Poem: Fall’23. Old and Gold. Red and Dead.
Last night, after some heavy chores at home — cleaning for the Durgastami festival — I ended up watching Netflix, while I had a tinkle on my phone. I did not want to attend to it, but the WhatsApp on my laptop chimed too. I went and saw a message from Priya Patel.
Priya : I need a new topic to write about, maybe.
Ashok: Let us write about the autumn of 2023 — I think the winter will set in a few weeks.
Priya: Hmmm. autumn it is.
Ashok: yes. The Fall of 2023.
Priya: Sept 23 to Dec 21.
Ashok: Yes. we are right in the middle.
Priya: Didn’t realize it lasted that long.
Then a few minutes of silence later, Priya dropped her first verse on my screen. What followed was pure gold. In flat thirty minutes, we exchanged about a dozen verses. She ran away with the gold, of course. She is the best.
Poem: Fall 23. Old and Gold. Red and Dead.
I am sharing the poetry in sequence and time stamp to prove the eloquence of Priya ( and me, trying to keep the lockstep, and obviously, failing).
A light warmup, defining the autumn.
[12:22 AM, 10/23/2023] Priya PATEL:
I watched her tumble
wispy winds, crimson, and gold
I called her autumn
A slight sensory reaction, with an implication of the self. But actually, she is the autumn leaf, twirling, and perhaps crying.
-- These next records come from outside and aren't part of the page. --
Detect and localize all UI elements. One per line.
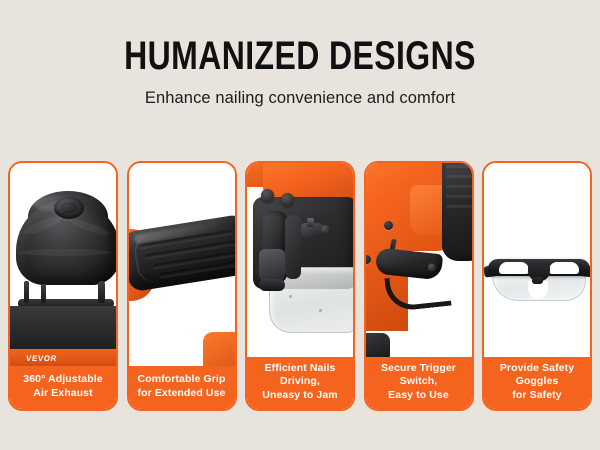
caption-line: Switch,	[368, 375, 470, 388]
guard-speck	[289, 295, 292, 298]
nose-tip-end	[259, 279, 285, 291]
grip-ridge	[446, 175, 472, 178]
goggles-nose-piece	[532, 277, 543, 284]
caption-line: Provide Safety	[486, 362, 588, 375]
housing-pin	[41, 284, 46, 303]
housing-bolt	[281, 193, 294, 206]
exhaust-highlight	[32, 195, 76, 211]
feature-card-safety-goggles[interactable]: Provide Safety Goggles for Safety	[482, 161, 592, 411]
grip-ridge	[446, 195, 472, 198]
frame-vent	[510, 262, 512, 267]
safety-goggles	[488, 251, 590, 307]
trigger-pin	[427, 263, 436, 272]
grip-edge	[131, 232, 174, 285]
orange-housing-bottom	[203, 332, 235, 366]
feature-card-secure-trigger[interactable]: Secure Trigger Switch, Easy to Use	[364, 161, 474, 411]
drive-arm-secondary	[285, 215, 301, 279]
goggles-photo	[484, 163, 590, 357]
frame-cutout-right	[549, 262, 579, 274]
caption-line: Goggles	[486, 375, 588, 388]
caption-line: 360° Adjustable	[13, 373, 113, 386]
caption-line: Efficient Nails	[249, 362, 351, 375]
air-exhaust-photo: VEVOR	[10, 163, 116, 366]
housing-bolt	[261, 189, 274, 202]
frame-vent	[505, 262, 507, 267]
feature-card-air-exhaust[interactable]: VEVOR 360° Adjustable Air Exhaust	[8, 161, 118, 411]
caption-secure-trigger: Secure Trigger Switch, Easy to Use	[366, 357, 472, 409]
frame-vent	[520, 262, 522, 267]
vevor-logo: VEVOR	[25, 354, 57, 363]
frame-vent	[571, 262, 573, 267]
caption-line: Easy to Use	[368, 389, 470, 402]
feature-card-comfortable-grip[interactable]: Comfortable Grip for Extended Use	[127, 161, 237, 411]
caption-comfortable-grip: Comfortable Grip for Extended Use	[129, 366, 235, 409]
product-feature-banner: HUMANIZED DESIGNS Enhance nailing conven…	[0, 0, 600, 450]
housing-pin	[98, 281, 105, 303]
latch-pin	[307, 218, 314, 227]
page-subtitle: Enhance nailing convenience and comfort	[0, 89, 600, 108]
grip-ridge	[446, 205, 472, 208]
rubber-grip	[129, 214, 235, 293]
tool-foot	[366, 333, 390, 357]
rear-grip	[442, 163, 472, 261]
feature-card-row: VEVOR 360° Adjustable Air Exhaust	[8, 161, 592, 411]
exhaust-ridge	[20, 249, 112, 256]
body-port	[321, 225, 330, 234]
caption-line: Air Exhaust	[13, 387, 113, 400]
caption-line: for Safety	[486, 389, 588, 402]
grip-photo	[129, 163, 235, 366]
banner-header: HUMANIZED DESIGNS Enhance nailing conven…	[0, 0, 600, 108]
frame-vent	[556, 262, 558, 267]
caption-efficient-nails: Efficient Nails Driving, Uneasy to Jam	[247, 357, 353, 409]
feature-card-efficient-nails[interactable]: Efficient Nails Driving, Uneasy to Jam	[245, 161, 355, 411]
frame-vent	[561, 262, 563, 267]
caption-safety-goggles: Provide Safety Goggles for Safety	[484, 357, 590, 409]
grip-ridge	[446, 185, 472, 188]
caption-line: Uneasy to Jam	[249, 389, 351, 402]
body-screw	[384, 221, 393, 230]
nosepiece-photo	[247, 163, 353, 357]
page-title: HUMANIZED DESIGNS	[60, 36, 540, 76]
caption-line: Secure Trigger	[368, 362, 470, 375]
caption-line: for Extended Use	[132, 387, 232, 400]
frame-vent	[515, 262, 517, 267]
grip-ridge	[446, 165, 472, 168]
housing-pin	[24, 281, 29, 303]
guard-speck	[319, 309, 322, 312]
trigger-photo	[366, 163, 472, 357]
caption-line: Driving,	[249, 375, 351, 388]
frame-vent	[566, 262, 568, 267]
caption-line: Comfortable Grip	[132, 373, 232, 386]
caption-air-exhaust: 360° Adjustable Air Exhaust	[10, 366, 116, 409]
frame-cutout-left	[499, 262, 529, 274]
nose-tip	[259, 249, 285, 283]
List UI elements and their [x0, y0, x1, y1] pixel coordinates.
[12:24 AM, 10/23/2023] Priya PATEL:
Did I hear her cries
as she twirled in the cool breeze
perhaps they were mine
I started with a beautiful dance towards death, with an orange blush.
[12:27 AM, 10/23/2023] Author And Poet ASHOK:
Fall is beautiful
Final dance toward their grave
Dying orange blush
Priya was already into it, now switching to the trees — the branches weep as they become barren. Wow.
[12:29 AM, 10/23/2023] Priya PATEL:
The trees look barren
branches weeping empty tears
Soft and steady end
Then one more — now from the trees to the autumn sky. Even the sky feels somber in fall.
[12:32 AM, 10/23/2023] Priya PATEL:
I wonder how the sky will sleep
knowing with the new sunrise
the leaves shall begin to fall
All this magic while I was counting my syllables. Here is my second. I try the tree bit now, following her. Trees remain alive to suffer in the winter.
[12:33 AM, 10/23/2023] Author And Poet ASHOK:
Trees soak in the rain
The living have to remain
Suffering in white.
I think Priya jumped ahead, screw the syllables. She went blazing with free verse here. Her response to my reference to ‘white’. She sees hope even in winter through crystal dreams.
[12:35 AM, 10/23/2023] Priya PATEL:
Ah but the white is pure
and dusts the barren branches
with inches of hope and crystal dreams
I can’t switch like her. I stay with the leaves and suffering — colorful death or white hell?
[12:37 AM, 10/23/2023] Author And Poet ASHOK:
Time for leaves to choose
Between a colorful death
Or life in white hell
She tries to give hope to my morose verses. There is the spring after the winter, of course. From red-gold to white to green.
[12:37 AM, 10/23/2023] Priya PATEL:
In suffering there is beauty
Fading greens into shimmering reds
buds of hope bloom pink
I am a one-trick pony. Just figuring out the syllables, yet. Now sky-cry while leaves-leave.
[12:39 AM, 10/23/2023] Author And Poet ASHOK:
Skies cry in warm tears
The golden leaves now depart
Wet silent farewell
Her leaves of the fall turn human — with memories and rest. Huh. How I wish I was like her.
[12:39 AM, 10/23/2023] Priya PATEL:
The leaves weave their beds
from memories past
ready to shimmer-free,
Ready to rest the winter out
From nowhere, I write one gem. Social verse this. Golden garbage does not get attention from humans, whose greed remains beyond the season.
[12:44 AM, 10/23/2023] Author And Poet ASHOK:
Nobody is richer
Golden garbage on the floor
Greed will still remain
Her leaves have the premonition of death. The season of fall is truly humanized in her verses, don’t you agree?
[12:44 AM, 10/23/2023] Priya PATEL:
Leaves shiver from clouds above
as if knowing their time is near
I wonder if they weep too
If shake free or are tossed in a hapless breeze
I stay social. I think about the bloodshed everywhere, and this verse turns out.
[12:53 AM, 10/23/2023] Author And Poet ASHOK:
This innocent fall
The ground elsewhere soaked in blood
Even leaves are red innocent fall
[12:53 AM, 10/23/2023] Priya PATEL: That is your best
[12:54 AM, 10/23/2023] Priya PATEL: I like that one
As you can see, Priya is the best — she led, pushed me to write the Haiku (I tried), and left the last word to me and topped up with praise. Her magnanimity is what the world needs this Fall.